Me siento más cómoda cuando escucho por placer que cuando hablo de lo propio, por ese incasable temor de pensar en el esfuerzo que hace la otra persona para que le importe lo que digo. Es más, para que no utilice tus palabras, y más cuando están envenenadas de miedo y dolor, como un arma de doble filo.
Por eso escucho mucho más de lo que debiera, y callo todo lo que, por temor a suscitar tensión, necesito decir.

Estoy acojonada frente a la idea de quedarme tal cual estoy durante el resto de mis días, y aún busco el coraje suficiente para levantarme y salir de mi zona de confort y poner mi vida patas arriba. Porque entonces puede que llegue ese alguien al que pueda contarle todo lo que aquí escribo y me escuche tal como siempre hago yo, con un brillo de ojos en la mirada.

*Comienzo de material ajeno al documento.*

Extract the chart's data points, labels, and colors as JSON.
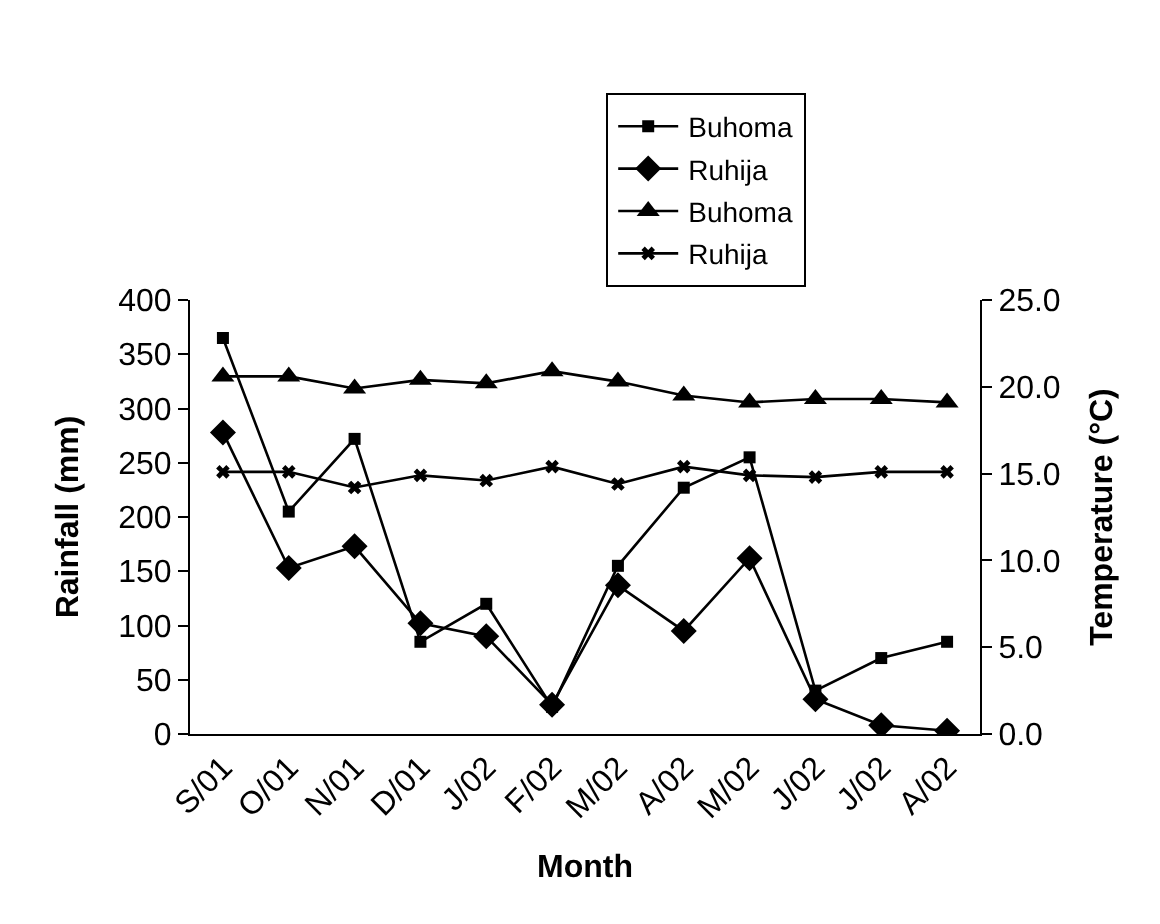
{
  "chart_data": {
    "type": "line",
    "xlabel": "Month",
    "ylabel": "Rainfall (mm)",
    "y2label": "Temperature (°C)",
    "categories": [
      "S/01",
      "O/01",
      "N/01",
      "D/01",
      "J/02",
      "F/02",
      "M/02",
      "A/02",
      "M/02",
      "J/02",
      "J/02",
      "A/02"
    ],
    "series": [
      {
        "name": "Buhoma",
        "color": "#000000",
        "marker": "square",
        "values": [
          365,
          205,
          272,
          85,
          120,
          25,
          155,
          227,
          255,
          40,
          70,
          85
        ]
      },
      {
        "name": "Ruhija",
        "color": "#000000",
        "marker": "diamond",
        "values": [
          278,
          153,
          173,
          102,
          90,
          27,
          137,
          95,
          162,
          32,
          8,
          3
        ]
      },
      {
        "name": "Buhoma",
        "color": "#000000",
        "marker": "triangle",
        "axis": "y2",
        "values": [
          20.6,
          20.6,
          19.9,
          20.4,
          20.2,
          20.9,
          20.3,
          19.5,
          19.1,
          19.3,
          19.3,
          19.1
        ]
      },
      {
        "name": "Ruhija",
        "color": "#000000",
        "marker": "cross",
        "axis": "y2",
        "values": [
          15.1,
          15.1,
          14.2,
          14.9,
          14.6,
          15.4,
          14.4,
          15.4,
          14.9,
          14.8,
          15.1,
          15.1
        ]
      }
    ],
    "ylim": [
      0,
      400
    ],
    "yticks": [
      0,
      50,
      100,
      150,
      200,
      250,
      300,
      350,
      400
    ],
    "y2lim": [
      0,
      25
    ],
    "y2ticks": [
      {
        "value": 0,
        "label": "0.0"
      },
      {
        "value": 5,
        "label": "5.0"
      },
      {
        "value": 10,
        "label": "10.0"
      },
      {
        "value": 15,
        "label": "15.0"
      },
      {
        "value": 20,
        "label": "20.0"
      },
      {
        "value": 25,
        "label": "25.0"
      }
    ],
    "legend": "top right",
    "grid": false,
    "line_style": "solid"
  }
}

De madrugada y escribiendo a escondidas, con la cabeza a mil por hora, un libro sobre la mesa, la cama sin hacer, nadie al otro lado y la terrible sensación de estar madurando otra vez.

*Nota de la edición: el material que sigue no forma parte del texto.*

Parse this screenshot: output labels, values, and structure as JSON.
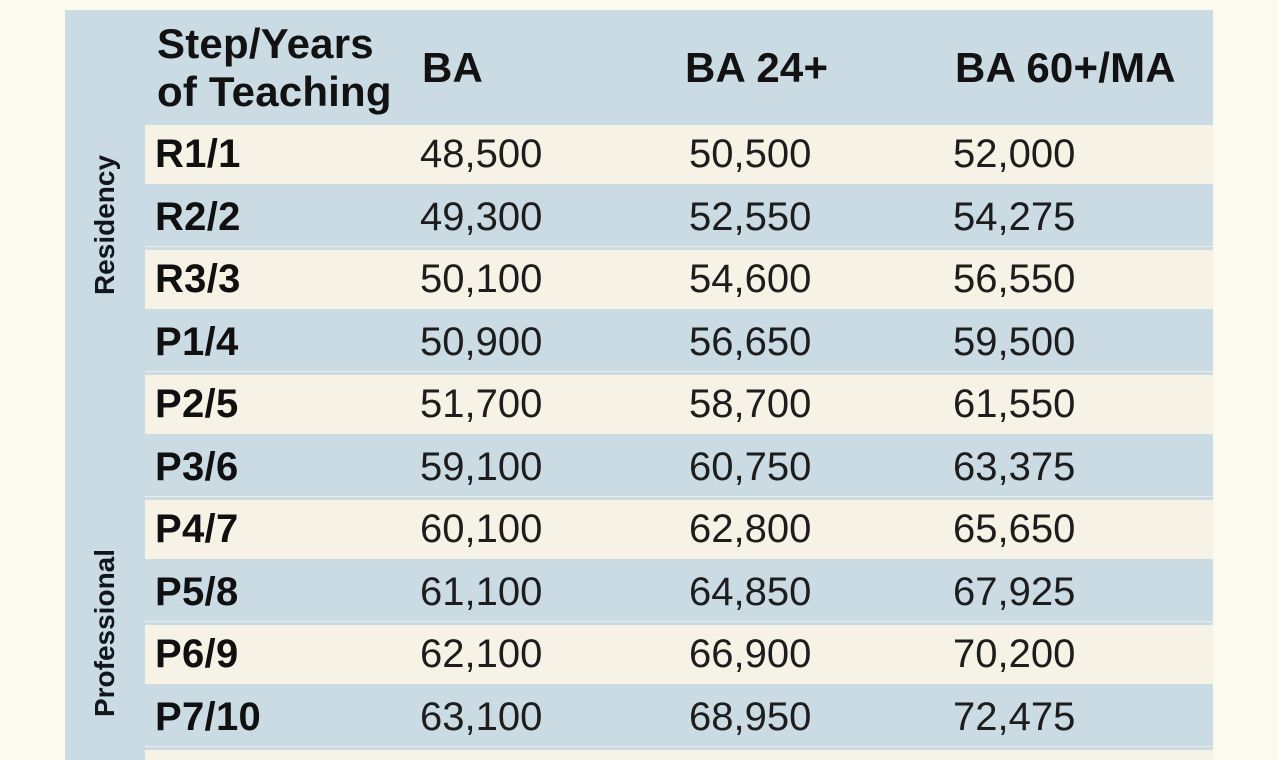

Y otra vez Maldita Nerea pone el broche final, pese a que aún queda mucho por andar.

Última línea juntos, verso acabado, punto.

lunes, 21 de marzo de 2016

Príncipe de Vergara

Apareces detrás, justo detrás, cuando me doy la vuelta. No sonríes pero me miras con unos ojos azul cielo que por un momento me hacen ver las estrellas.
Mantienes la distancia pese a que el metro va prácticamente vacío, y subimos tres tramos de escaleras mecánicas infinitas, mientras yo leo "la chica del tren" con las gafas de sol aún en la cabeza. Tu metro ochenta hace que vislumbre una sombra cuando camino que se alarga un poquito más allá de la mía. Camino despacio sin saber a dónde te diriges y pensando que, paradójicamente, podríamos esperar juntos para coger el mismo tren.
Decides tomar el mismo rumbo que yo y mantienes firme tu paso. Yo camino hacia la mitad del andén con la esperanza de que decidas seguir mis pasos. No paras hasta que estamos a un metro de distancia. Empieza a llegar la gente y se coloca alrededor. Tres largos minutos de miradas tímidas y a destiempo que me hacen preguntarme por qué te gusta mirar en mi dirección.
Noto el azul del mar de tus ojos en la nuca y cuando me doy la vuelta, la desvías con torpeza como si yo no me diera cuenta. Si supieras lo que me gustaría ahogarme en ellos...
Entro al vagón dubitativa por si decides entrar por otra puerta y nuestros caminos se separan. Me cedes el paso con los ojos y yo me quedo cerca de la puerta. Te agarras a una barra a medio metro de mí y por primera vez estamos tan cerca como para chocar las cabezas. Me doy cuenta de que llevas cascos y me entran muchísimas ganas de pedirte uno. Metes la mano en la riñonera cuando se acerca alguien a pedir y acto seguido veo a donde se dirige tu mirada.
Te juro que no la puedo levantar del suelo por si se encuentra con la tuya y no puedo desviarla. Miro a una señora de pie en frente, que me guiña un ojo y sonríe a tu espalda. Dejo de leer y me concentro en observar cada centímetro de tu pelo y de tus manos cuando no te fijas.
El metro anuncia cada parada con pesadez y el trayecto se me hace increíblemente largo. A cada minuto te miro y me doy cuenta de que tú lo haces cada treinta segundos.
Entra más gente al abrirse las puertas y en una décima de segundo tu mano toca la mía, justo cuando varias personas pasan por mi lado para sentarse.
Coges el móvil ausente pero te queman las manos y lo vuelves a guardar.
Respiro con dificultad cada vez que el vagón se sacude y trato de agarrarme para no caerme encima.
Llega mi parada y me coloco cerca de la puerta. A través del reflejo del cristal veo, por primera vez, un atisbo de tu sonrisa y ya solo quiero apoyarme sobre tu hombro y cerrar los ojos.
La gente me roza al intentar salir y cojo la primera salida para el cambio de tren. Camino unos metros hasta alejarme de la multitud, pero no puedo evitar echar la vista atrás.
Me paro y busco tu mirada entre la gente, y te veo. Mueves la cabeza y frunces el ceño. No me ves.
Me doy la vuelta con el pecho latiendo a mil por hora mientras me pregunto por qué no te he dicho nada, por qué no te he gritado que estoy aquí y que yo solo quiero a alguien que me mire como lo habías estado haciendo la última media hora.
Y ya solo pido que todos los jueves a las 10:30 te pases por mi estación y me busques con la mirada, porque a mi me resultará imposible no buscarte entre la multitud.